Todos siempre dicen que los fantasmas y espectros bajan la temperatura con su presencia. Pero aquí todo era caliente, tibio. Era tan tibio y cómodo que se te iba el alma. Muchas veces no siempre duermo en el camión. Tengo el desafortunado “don” de quedarme en medio del sueño y la vigilia. No sabría explicarme bien el sentimiento de esa “pestañita”. Era como estar en un sueño donde la oscuridad era lúgubre pero no peligrosa. Era un silencio de quien no sabe que llora sin lágrimas, de quien no sabe que sueña sueños sin color. Escuchaba voces y tenía la vaga conciencia de aún estar en el camión. Por supuesto, también oía el lejano sonido de los carros y las obligadas cumbias. Pero tenían una duración y una vibra extraña. No sabía si el sonido se alargaba más por mi cansancio o por otra razón. Esas cumbias sonideras, donde el del micrófono saluda a todos los que llegan, se cortaba, pero no sonaba maligno, sonaba distante, hasta un poco triste.
Definitivamente mi capacidad para pensar se hacía más pequeña conforme pasaba el tiempo. No lo supe bien hasta que me bajé del camión y repensé lo que había sentido en él, mantenerse casi despierto me salvó de algo. Sentía cada minuto irregular.
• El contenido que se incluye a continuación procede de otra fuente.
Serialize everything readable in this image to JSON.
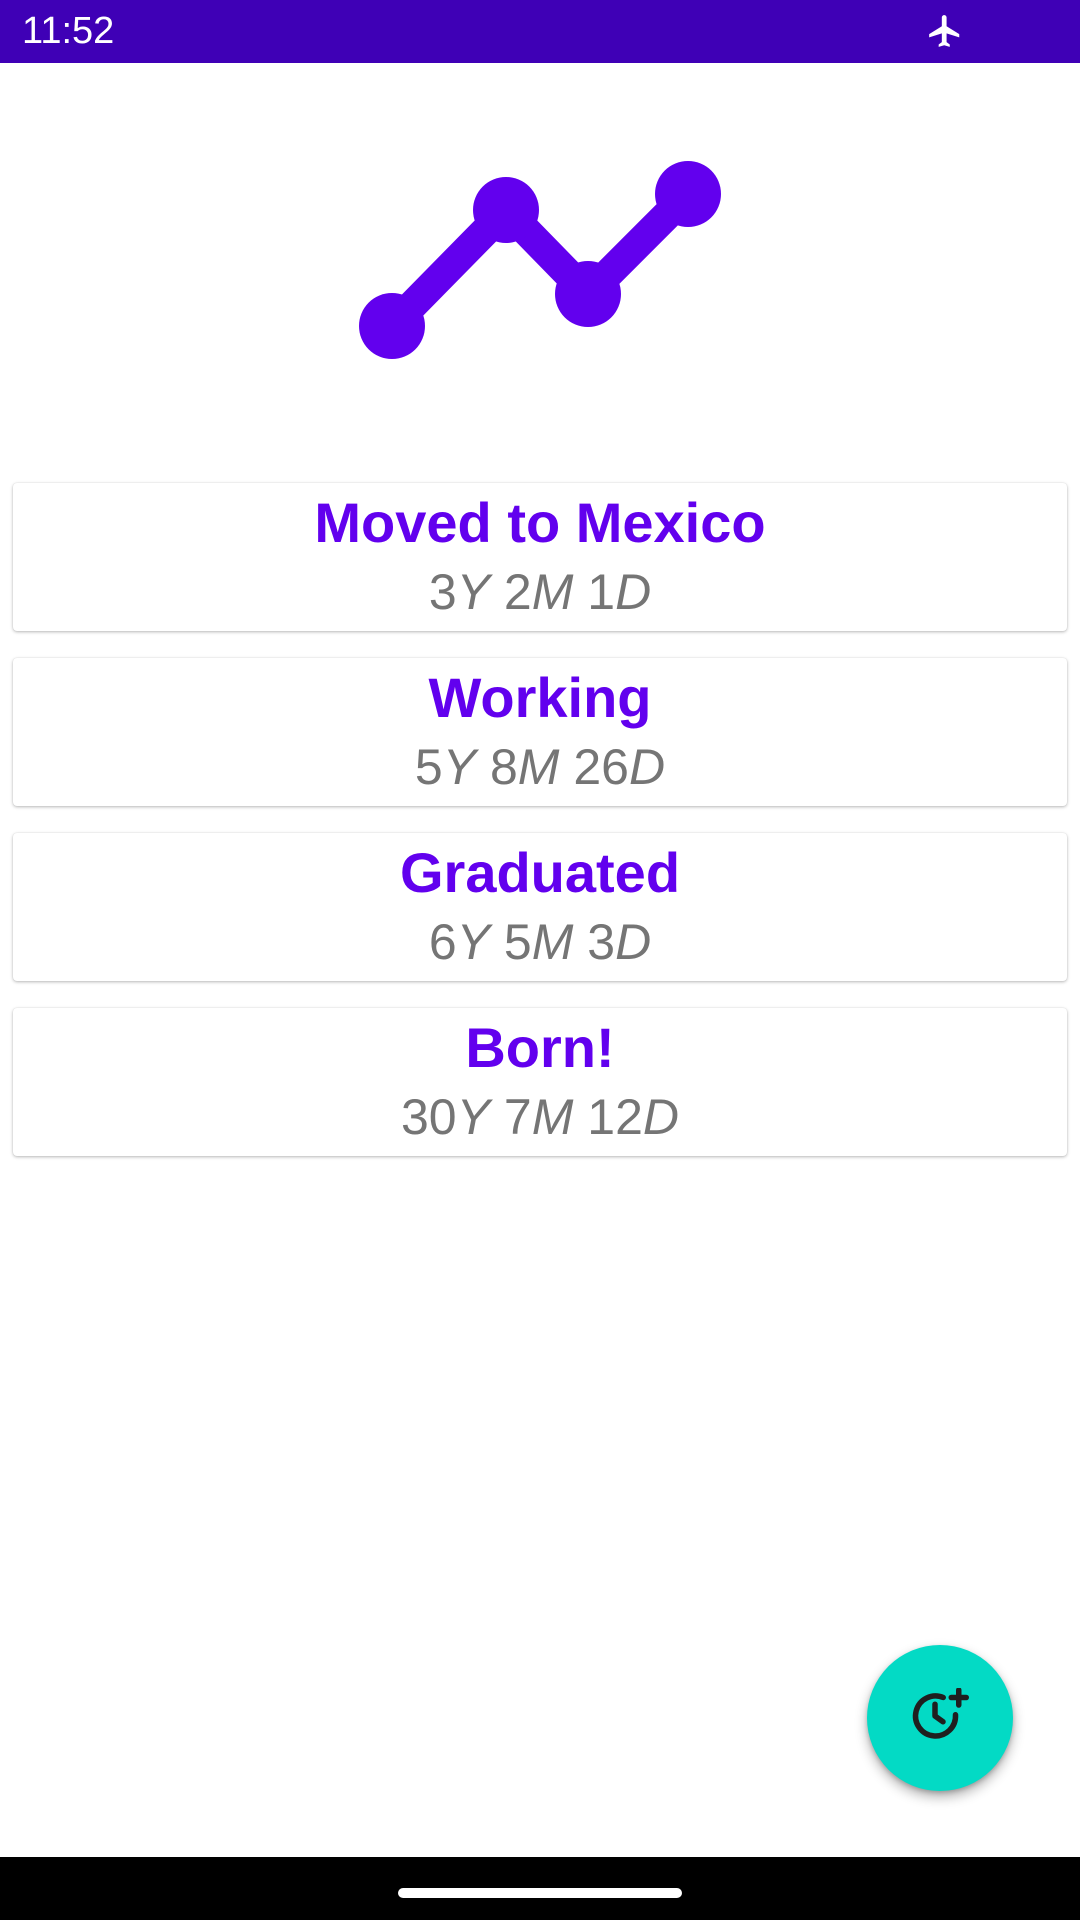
{
  "status_bar": {
    "time": "11:52",
    "background": "#3f00b6",
    "icons": [
      "airplane-mode-icon"
    ]
  },
  "header": {
    "logo_icon": "timeline-chart-icon",
    "accent_color": "#6200ee"
  },
  "events": [
    {
      "title": "Moved to Mexico",
      "years": "3",
      "months": "2",
      "days": "1"
    },
    {
      "title": "Working",
      "years": "5",
      "months": "8",
      "days": "26"
    },
    {
      "title": "Graduated",
      "years": "6",
      "months": "5",
      "days": "3"
    },
    {
      "title": "Born!",
      "years": "30",
      "months": "7",
      "days": "12"
    }
  ],
  "units": {
    "years": "Y",
    "months": "M",
    "days": "D"
  },
  "fab": {
    "icon": "add-clock-icon",
    "color": "#03dac5"
  }
}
Podía percibir que habían minutos que duraban muchísimo y otros que eran un parpadeo. Lo sabía porque abría los ojos para no pasarme la parada.
En esos momentos donde ganaba la pequeña batalla contra el sueño, veía a los demás pasajeros. Sin embargo, el sopor regresaba como si tuviera la férrea voluntad de conquistarme, dejándome sólo retazos de rostros fusionados con el camión mismo. Rostros de sueño escondiendo un rictus de tristeza muy enterrado por el cansancio más grande que su vigilia. No voy a intentar negarlo, sé que la fatiga engaña a veces a los ojos, pero este sentimiento no lo voy a justificar con explicaciones pendejas. Vi a una mujer que se había fusionado con su asiento. Todas sus extremidades estaban tristemente desprendidas cerca de ella. Sus brazos y piernas tenían hilos negros y sucios en las partes donde debía de haber estado su cuerpo. De la boca de la mujer empezaba a notarse el melancólico estampado del asiento. Lo que quedaba de su cuerpo era el bulto entre la tela. Si me hubiera sentado ahí no habría notado la cara ni la forma de su cuerpo. Para mí hubiera sido otro lugar.
Cada momento que estaba medio despierto en el camión era una pequeña victoria. Pero ganar no me hacía sentir fuera de peligro, sentía como si nunca hubiera estado en peligro. Incluso cuando vi a la mujer no sentí nada parecido a miedo, más bien melancolía, como de quien envidia a quien duerme un sueño largo y tendido. Cuando bajé, sentí que el camión me estaba salvando de algo y yo me había rehusado.
Otros sobrevivientes afirman haber sentido la misma sensación de melancolía y la pesadez de dejar algo importante. Naturalmente, ninguno se quedó dormido. Álvaro Gómez, antes de finalizar su exclusiva con Degeneración, afirma que ya no se va a quedar despierto en ningún regreso a casa, "ese pensamiento me anima un poco, dormir y no llegar no suena tan aterrador como estar despierto".